The high court’s upcoming findings on the matter are therefore crucial for the cash-strapped Prasa’s finances. If Prasa wins, it would not have to pay Siyangena a further R2.8-billion, and it may have solid grounds to recoup a portion of the R3-billion it already forked out on the ISAMS project. If Prasa loses the case, it would have to settle Siyangena’s claim.

But come February next year, Prasa may not have any lawyers in its camp to defend it in the Siyangena matter. Scorpio has learned that the SOE’s inability or refusal to pay its service providers — an ongoing crisis that is at least four months in the making — has also affected the law firms it appointed for investigations and civil proceedings relating to some of the dubious contracts identified in the wake of Madonsela’s Derailed report.

According to Scorpio’s sources, Prasa has fallen behind on its payments to law firms Bowmans, Webber Wentzel, Norton Rose Fulbright and Werksmans. The latter firm has to date acted for Prasa in its legal battle with Siyangena. Sources familiar with the matter say Werksmans won’t be able to stay on board as Prasa’s attorney of record when the case goes to court next year unless it receives its outstanding fees.

There are some very frustrated people in Prasa’s finance department,” said one Prasa insider. The source claimed that one of Prasa’s newly appointed executives is responsible for a payments freeze that is now affecting virtually every major contractor on the SOE’s books, ranging from the law firms to companies responsible for the maintenance and refurbishment of Metrorail’s large fleet of ageing passenger carriages.

This is nothing short of a crisis. The business is at a standstill and it is affecting our operations all over South Africa,” said the source.

Multiple red flags

This reporter has been tracking Siyangena’s dealings with Prasa since 2015, when a report in Rapport newspaper detailed how attorney Riaan van der Walt had purchased one of Montana’s properties in Johannesburg for double its market value. Van Der Walt, who is closely linked to Siyangena Technologies, its parent company, TMM Holdings, and the latter’s boss, Mario Ferreira, had used a shelf company to effect the transaction.

The same shelf company, Precise Trade and Invest 02, was also used to purchase luxury properties for a whopping R38.4-million that were either registered in Montana’s name or for which he took possession of the keys once the deals had been concluded. One of the properties was partly bought with R11.5-million that originated from a business deal involving Ferreira.

Ferreira at the time “vehemently denied” that he, TMM Holdings or its subsidiary, Siyangena, had laundered money through the business deal in order to illicitly help Montana acquire the property.

But in 2016, Siyangena couldn’t explain why it had made payments totalling a staggering R550-million to companies owned by Durban-based businessman Roy Moodley.
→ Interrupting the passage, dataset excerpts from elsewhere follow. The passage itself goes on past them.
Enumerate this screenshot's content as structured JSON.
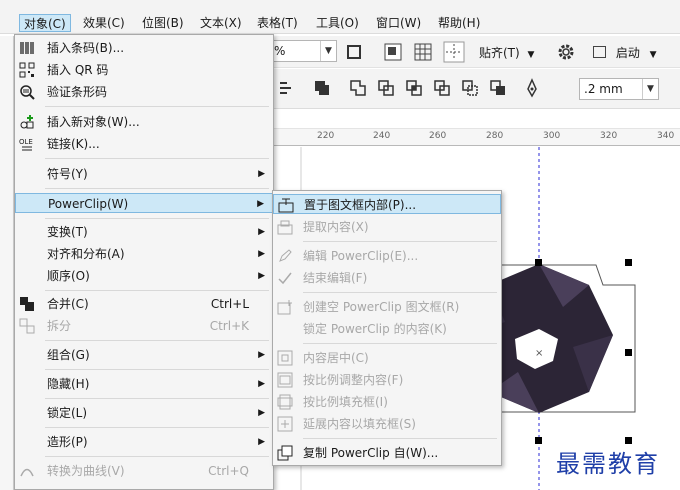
{
  "menubar": {
    "items": [
      "对象(C)",
      "效果(C)",
      "位图(B)",
      "文本(X)",
      "表格(T)",
      "工具(O)",
      "窗口(W)",
      "帮助(H)"
    ]
  },
  "toolbar1": {
    "zoom_value": "%",
    "snap_label": "贴齐(T)",
    "launch_label": "启动"
  },
  "toolbar2": {
    "outline_width": ".2 mm"
  },
  "ruler": {
    "ticks": [
      "220",
      "240",
      "260",
      "280",
      "300",
      "320",
      "340"
    ]
  },
  "object_menu": {
    "items": [
      {
        "label": "插入条码(B)...",
        "icon": "barcode-icon"
      },
      {
        "label": "插入 QR 码",
        "icon": "qr-code-icon"
      },
      {
        "label": "验证条形码",
        "icon": "verify-barcode-icon"
      },
      {
        "label": "插入新对象(W)...",
        "icon": "insert-object-icon"
      },
      {
        "label": "链接(K)...",
        "icon": "link-icon"
      },
      {
        "label": "符号(Y)"
      },
      {
        "label": "PowerClip(W)"
      },
      {
        "label": "变换(T)"
      },
      {
        "label": "对齐和分布(A)"
      },
      {
        "label": "顺序(O)"
      },
      {
        "label": "合并(C)",
        "shortcut": "Ctrl+L",
        "icon": "combine-icon"
      },
      {
        "label": "拆分",
        "shortcut": "Ctrl+K",
        "icon": "break-apart-icon"
      },
      {
        "label": "组合(G)"
      },
      {
        "label": "隐藏(H)"
      },
      {
        "label": "锁定(L)"
      },
      {
        "label": "造形(P)"
      },
      {
        "label": "转换为曲线(V)",
        "shortcut": "Ctrl+Q"
      }
    ]
  },
  "powerclip_menu": {
    "items": [
      {
        "label": "置于图文框内部(P)..."
      },
      {
        "label": "提取内容(X)"
      },
      {
        "label": "编辑 PowerClip(E)..."
      },
      {
        "label": "结束编辑(F)"
      },
      {
        "label": "创建空 PowerClip 图文框(R)"
      },
      {
        "label": "锁定 PowerClip 的内容(K)"
      },
      {
        "label": "内容居中(C)"
      },
      {
        "label": "按比例调整内容(F)"
      },
      {
        "label": "按比例填充框(I)"
      },
      {
        "label": "延展内容以填充框(S)"
      },
      {
        "label": "复制 PowerClip 自(W)..."
      }
    ]
  },
  "watermark": "最需教育",
  "colors": {
    "highlight": "#cde8f7",
    "guide": "#2b2bd6",
    "shape": "#2c2536"
  }
}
The money started to flow from Siyangena to the Moodley entities after Siyangena clinched its first ISAMS contract from Prasa in 2011. Suspicions that these payments may have been for the benefit of senior politicians were strengthened by the release in 2017 of investigative journalist Jacques Pauw’s The President’s Keepers. The book detailed how Zuma had been on the payroll of Royal Security, one of Moodley’s companies. This is the same entity that received a portion of the R550-million linked to Siyangena’s Prasa contracts.

Former Gupta lawyer Gert van der Merwe, who represents Siyangena, previously stated that this reporter’s “adverse assumptions” regarding his client’s payments to the Moodley entities were incorrect and that he would address detailed queries on the issue “when afforded the appropriate opportunity”. To date, Van Der Merwe has seemingly not found the opportune moment to do so.

Van Der Merwe last week remained coy when asked for comment on Siyangena’s upcoming court battle with Prasa.

The courts have all the facts, it will deliver its judgment based on the facts at its disposal,” said Van Der Merwe.